The younger generation is ascendant and fearless; Tár feels her powers slipping, even as she tightens her grip at the helm. And when a former fellow at Tár’s conducting academy commits suicide, her act is the string that starts to unravel Tár’s monolithic legacy—not to mention her own mental health. Death is the film’s specter: Tár even has an invalid old neighbor who so rattles her that she needs to strip naked after an unusually close encounter.
It’s a testament to Field’s filmmaking prowess that he earns the film’s hefty running time; if anything, the resolution feels rushed and truncated, strangely dissonant to the richly deliberate pacing of the first two hours. Instead of Tár fighting back with her fiery, indignant brilliance, she seems to fold quietly into non-denial denials, vague recollections, and haughty bafflement. She even retreats into her true background, and reveals humble roots as well as her opportunistic sense of self re-invention. But how great would it have been to witness Tár’s intellectual alacrity and steely resoluteness in the face of #MeToo’s enduring cancel culture. Even if the outcome were the same, at least her parrying with the most polarizing political issues of the day—with other colleagues, with the boards of trustees, with her own wife—would have made for delicious drama.

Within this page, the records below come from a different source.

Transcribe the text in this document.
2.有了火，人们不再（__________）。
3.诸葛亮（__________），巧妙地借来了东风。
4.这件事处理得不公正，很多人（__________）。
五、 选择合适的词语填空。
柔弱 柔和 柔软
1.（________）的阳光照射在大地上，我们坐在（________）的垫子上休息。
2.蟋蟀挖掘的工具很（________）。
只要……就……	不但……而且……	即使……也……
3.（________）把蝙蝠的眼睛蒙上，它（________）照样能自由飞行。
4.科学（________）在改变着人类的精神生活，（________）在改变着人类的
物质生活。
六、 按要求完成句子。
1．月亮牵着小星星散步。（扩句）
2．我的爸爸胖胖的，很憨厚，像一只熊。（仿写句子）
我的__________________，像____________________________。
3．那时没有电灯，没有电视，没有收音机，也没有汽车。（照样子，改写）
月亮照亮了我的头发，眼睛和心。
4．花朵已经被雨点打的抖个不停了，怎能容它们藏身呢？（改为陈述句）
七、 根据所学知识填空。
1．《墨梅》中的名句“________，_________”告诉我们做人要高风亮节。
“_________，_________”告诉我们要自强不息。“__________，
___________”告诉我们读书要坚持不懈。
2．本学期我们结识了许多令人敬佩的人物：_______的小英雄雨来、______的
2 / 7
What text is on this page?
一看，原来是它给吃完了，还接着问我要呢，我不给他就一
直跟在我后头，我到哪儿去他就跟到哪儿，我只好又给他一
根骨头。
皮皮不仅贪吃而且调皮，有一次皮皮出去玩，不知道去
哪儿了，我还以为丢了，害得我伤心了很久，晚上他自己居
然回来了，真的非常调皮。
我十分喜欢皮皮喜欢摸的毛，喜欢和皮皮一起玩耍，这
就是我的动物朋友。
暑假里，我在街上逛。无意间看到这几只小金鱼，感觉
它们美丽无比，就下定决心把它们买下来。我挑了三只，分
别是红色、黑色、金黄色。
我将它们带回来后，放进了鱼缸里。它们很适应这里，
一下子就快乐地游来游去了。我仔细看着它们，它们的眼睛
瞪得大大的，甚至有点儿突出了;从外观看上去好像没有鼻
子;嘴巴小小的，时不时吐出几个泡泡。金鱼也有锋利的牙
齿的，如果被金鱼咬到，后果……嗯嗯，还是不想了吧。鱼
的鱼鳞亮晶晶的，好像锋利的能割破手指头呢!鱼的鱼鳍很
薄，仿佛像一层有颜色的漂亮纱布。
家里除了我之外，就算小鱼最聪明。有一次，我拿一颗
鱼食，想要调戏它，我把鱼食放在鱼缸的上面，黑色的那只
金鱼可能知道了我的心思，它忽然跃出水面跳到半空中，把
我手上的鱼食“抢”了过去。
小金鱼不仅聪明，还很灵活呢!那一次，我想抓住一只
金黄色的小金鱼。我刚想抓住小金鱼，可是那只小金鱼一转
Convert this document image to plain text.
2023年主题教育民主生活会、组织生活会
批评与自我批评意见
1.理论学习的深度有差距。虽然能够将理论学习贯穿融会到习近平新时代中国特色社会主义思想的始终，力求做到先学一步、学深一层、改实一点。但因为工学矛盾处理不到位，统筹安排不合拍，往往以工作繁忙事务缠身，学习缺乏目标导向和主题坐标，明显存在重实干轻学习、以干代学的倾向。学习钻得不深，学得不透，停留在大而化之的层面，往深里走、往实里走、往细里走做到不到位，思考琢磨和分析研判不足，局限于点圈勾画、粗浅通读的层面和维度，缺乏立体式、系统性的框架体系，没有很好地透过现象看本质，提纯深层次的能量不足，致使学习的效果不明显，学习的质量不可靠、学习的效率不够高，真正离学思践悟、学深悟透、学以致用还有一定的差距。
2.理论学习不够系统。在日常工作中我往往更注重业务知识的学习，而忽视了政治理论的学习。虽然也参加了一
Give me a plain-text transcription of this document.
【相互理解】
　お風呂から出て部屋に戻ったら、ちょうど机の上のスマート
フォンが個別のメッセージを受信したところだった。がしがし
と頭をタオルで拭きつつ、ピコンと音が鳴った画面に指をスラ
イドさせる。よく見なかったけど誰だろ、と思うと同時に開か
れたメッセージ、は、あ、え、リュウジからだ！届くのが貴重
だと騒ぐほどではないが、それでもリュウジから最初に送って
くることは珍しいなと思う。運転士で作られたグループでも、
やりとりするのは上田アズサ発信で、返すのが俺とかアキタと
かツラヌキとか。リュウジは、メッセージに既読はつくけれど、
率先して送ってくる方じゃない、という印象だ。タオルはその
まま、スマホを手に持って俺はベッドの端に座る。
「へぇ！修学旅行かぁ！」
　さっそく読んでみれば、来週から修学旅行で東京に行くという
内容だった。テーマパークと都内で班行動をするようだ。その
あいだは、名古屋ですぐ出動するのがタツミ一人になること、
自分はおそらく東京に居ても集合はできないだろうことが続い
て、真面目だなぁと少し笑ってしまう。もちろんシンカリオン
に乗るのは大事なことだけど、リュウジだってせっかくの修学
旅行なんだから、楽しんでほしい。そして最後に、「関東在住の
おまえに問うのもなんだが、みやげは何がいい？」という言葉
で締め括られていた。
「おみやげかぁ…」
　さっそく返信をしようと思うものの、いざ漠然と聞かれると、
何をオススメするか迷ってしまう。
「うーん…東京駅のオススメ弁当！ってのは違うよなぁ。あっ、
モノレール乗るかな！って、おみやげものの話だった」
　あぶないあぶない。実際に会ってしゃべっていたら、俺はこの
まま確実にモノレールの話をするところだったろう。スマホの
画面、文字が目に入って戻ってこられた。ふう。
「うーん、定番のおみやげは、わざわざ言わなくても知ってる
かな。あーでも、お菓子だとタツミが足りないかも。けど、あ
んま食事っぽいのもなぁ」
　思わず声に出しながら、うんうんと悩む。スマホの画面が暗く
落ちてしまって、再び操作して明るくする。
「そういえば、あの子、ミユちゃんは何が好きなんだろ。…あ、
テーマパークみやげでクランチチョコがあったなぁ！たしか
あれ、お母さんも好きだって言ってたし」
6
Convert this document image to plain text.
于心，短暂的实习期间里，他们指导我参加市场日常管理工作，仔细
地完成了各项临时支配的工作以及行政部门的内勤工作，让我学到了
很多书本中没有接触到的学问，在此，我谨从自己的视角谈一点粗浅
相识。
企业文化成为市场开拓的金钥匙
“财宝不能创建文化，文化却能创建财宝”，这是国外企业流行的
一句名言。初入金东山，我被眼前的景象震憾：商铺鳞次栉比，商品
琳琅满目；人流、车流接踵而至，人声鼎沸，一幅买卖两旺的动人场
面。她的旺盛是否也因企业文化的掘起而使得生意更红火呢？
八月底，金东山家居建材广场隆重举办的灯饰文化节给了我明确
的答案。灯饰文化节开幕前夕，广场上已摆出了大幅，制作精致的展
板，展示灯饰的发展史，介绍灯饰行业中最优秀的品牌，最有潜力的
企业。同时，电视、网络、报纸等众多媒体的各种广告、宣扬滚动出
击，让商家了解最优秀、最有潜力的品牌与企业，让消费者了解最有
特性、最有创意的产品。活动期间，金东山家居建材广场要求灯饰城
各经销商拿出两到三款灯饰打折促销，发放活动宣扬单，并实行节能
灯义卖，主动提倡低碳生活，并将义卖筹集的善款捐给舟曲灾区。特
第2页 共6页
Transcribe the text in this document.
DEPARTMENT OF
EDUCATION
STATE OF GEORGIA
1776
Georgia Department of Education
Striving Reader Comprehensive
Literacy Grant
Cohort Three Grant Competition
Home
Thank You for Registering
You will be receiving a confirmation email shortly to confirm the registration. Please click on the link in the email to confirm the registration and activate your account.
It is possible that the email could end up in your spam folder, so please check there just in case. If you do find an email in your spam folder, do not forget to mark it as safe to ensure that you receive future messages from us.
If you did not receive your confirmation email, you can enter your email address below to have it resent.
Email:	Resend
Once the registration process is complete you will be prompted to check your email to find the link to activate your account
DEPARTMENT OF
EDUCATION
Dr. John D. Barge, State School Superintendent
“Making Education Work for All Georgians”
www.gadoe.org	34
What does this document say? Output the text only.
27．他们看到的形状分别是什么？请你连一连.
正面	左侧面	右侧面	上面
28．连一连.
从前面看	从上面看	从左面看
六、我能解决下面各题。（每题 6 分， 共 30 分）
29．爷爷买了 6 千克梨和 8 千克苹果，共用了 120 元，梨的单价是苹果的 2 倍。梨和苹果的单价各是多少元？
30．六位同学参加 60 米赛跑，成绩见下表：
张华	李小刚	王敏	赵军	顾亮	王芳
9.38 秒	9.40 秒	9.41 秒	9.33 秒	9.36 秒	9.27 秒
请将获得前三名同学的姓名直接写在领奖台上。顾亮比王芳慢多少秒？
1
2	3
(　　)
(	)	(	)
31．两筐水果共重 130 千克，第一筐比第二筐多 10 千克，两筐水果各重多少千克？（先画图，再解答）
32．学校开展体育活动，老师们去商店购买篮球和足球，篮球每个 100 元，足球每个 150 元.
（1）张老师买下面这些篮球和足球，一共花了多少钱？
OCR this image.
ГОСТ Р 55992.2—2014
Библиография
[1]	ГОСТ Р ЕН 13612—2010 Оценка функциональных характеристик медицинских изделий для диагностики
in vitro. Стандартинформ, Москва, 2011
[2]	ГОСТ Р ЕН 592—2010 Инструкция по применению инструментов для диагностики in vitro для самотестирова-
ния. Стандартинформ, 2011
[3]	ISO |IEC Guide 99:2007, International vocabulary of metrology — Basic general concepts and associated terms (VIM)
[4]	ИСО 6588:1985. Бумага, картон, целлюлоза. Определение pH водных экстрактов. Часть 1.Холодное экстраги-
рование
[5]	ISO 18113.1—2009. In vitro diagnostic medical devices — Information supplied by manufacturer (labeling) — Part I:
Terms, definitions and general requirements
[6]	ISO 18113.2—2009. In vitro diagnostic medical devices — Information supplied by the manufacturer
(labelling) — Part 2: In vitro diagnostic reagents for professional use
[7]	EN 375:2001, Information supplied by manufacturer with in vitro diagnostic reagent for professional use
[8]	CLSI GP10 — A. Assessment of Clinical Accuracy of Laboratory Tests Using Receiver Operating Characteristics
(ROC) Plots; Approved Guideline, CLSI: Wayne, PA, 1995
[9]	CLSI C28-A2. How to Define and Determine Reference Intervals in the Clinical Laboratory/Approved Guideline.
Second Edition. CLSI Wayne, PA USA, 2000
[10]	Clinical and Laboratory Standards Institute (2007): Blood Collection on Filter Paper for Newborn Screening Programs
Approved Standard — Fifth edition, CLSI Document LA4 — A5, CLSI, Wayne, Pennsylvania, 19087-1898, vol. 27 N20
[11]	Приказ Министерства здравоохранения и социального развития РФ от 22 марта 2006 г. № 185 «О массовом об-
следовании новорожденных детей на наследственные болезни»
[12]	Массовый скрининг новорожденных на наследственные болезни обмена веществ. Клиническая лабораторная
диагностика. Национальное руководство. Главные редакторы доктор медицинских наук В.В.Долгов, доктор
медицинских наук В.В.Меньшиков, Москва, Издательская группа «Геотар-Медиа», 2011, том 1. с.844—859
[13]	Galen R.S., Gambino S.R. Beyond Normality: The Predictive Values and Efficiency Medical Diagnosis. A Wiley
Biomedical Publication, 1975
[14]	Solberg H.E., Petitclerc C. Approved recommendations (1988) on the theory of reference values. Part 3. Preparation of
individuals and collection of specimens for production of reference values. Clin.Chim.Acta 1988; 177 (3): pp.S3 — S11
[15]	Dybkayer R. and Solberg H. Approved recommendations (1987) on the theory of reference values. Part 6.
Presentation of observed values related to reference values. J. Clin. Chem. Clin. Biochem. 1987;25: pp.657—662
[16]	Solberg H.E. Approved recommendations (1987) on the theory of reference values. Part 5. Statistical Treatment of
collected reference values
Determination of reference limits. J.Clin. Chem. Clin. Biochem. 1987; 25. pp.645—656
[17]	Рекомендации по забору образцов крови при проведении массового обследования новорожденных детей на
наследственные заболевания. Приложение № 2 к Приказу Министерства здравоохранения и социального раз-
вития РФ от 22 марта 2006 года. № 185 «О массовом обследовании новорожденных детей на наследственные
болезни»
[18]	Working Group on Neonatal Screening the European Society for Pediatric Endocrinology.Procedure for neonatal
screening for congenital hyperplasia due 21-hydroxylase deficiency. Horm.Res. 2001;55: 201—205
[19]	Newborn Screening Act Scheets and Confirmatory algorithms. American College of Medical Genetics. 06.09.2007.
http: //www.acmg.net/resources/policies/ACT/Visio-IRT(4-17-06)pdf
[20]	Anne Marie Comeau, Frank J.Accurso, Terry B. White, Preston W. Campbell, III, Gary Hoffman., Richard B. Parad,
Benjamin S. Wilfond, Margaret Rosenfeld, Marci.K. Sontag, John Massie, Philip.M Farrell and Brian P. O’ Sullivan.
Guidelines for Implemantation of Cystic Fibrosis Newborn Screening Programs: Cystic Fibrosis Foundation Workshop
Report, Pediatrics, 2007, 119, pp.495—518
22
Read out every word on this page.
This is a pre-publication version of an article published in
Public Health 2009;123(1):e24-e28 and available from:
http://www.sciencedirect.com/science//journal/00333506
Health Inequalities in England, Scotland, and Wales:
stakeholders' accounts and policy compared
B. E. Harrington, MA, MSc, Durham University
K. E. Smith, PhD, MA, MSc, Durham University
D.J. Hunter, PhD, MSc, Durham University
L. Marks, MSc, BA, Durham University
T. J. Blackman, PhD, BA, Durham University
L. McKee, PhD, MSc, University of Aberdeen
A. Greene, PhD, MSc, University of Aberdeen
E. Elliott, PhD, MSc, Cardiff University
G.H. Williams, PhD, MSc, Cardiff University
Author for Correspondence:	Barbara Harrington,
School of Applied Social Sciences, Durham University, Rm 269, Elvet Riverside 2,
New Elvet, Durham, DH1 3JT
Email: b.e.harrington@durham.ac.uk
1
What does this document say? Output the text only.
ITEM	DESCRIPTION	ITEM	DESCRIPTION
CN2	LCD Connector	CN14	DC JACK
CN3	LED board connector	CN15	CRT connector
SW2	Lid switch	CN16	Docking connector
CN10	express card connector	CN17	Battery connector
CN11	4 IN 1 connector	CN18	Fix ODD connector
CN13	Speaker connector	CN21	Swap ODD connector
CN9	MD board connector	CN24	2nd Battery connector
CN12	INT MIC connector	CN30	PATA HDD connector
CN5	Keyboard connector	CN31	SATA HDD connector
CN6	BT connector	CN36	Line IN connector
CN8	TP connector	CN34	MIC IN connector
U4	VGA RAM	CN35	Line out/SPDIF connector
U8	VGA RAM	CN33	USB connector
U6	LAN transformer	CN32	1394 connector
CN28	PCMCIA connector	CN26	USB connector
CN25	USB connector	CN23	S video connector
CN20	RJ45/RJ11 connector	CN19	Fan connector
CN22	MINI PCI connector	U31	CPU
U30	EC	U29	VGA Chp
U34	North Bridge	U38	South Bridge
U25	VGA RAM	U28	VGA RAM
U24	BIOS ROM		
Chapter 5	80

Instead, Field seems to be using Tár’s disregard of sexual ethics more as his way to study the inter-personal machinations of elitist institutions. One of the ending’s great revelations is how deeply, and tragically, Tár’s transactional worldview even seeps into her own personal life. But instead of widening his scope to make his film a relevatory indictment of our times, Field narrows his focus and settles instead on the film being a sumptuously told but ultimately straightforward comeuppance cautionary tale of supreme arrogance supremely humbled.
‘But how great would it have been to witness Tár’s intellectual alacrity and steely resoluteness in the face of #MeToo’s enduring cancel culture.’
I don’t make her for a hero, but she never seems so much of an artist as when she is moving through southeast asia, there but apart, exposed to the noises and chaos, so different from the putatively high state of ‘western’ culture and development of the aristocratic/academic world she had been in. What you took for intellectual alacrity seemed to me to be kind of a pretentious hollow side to her — the movie is subtle where her talk is not — if it is ‘alacrity’, then it still might not be the best impulse.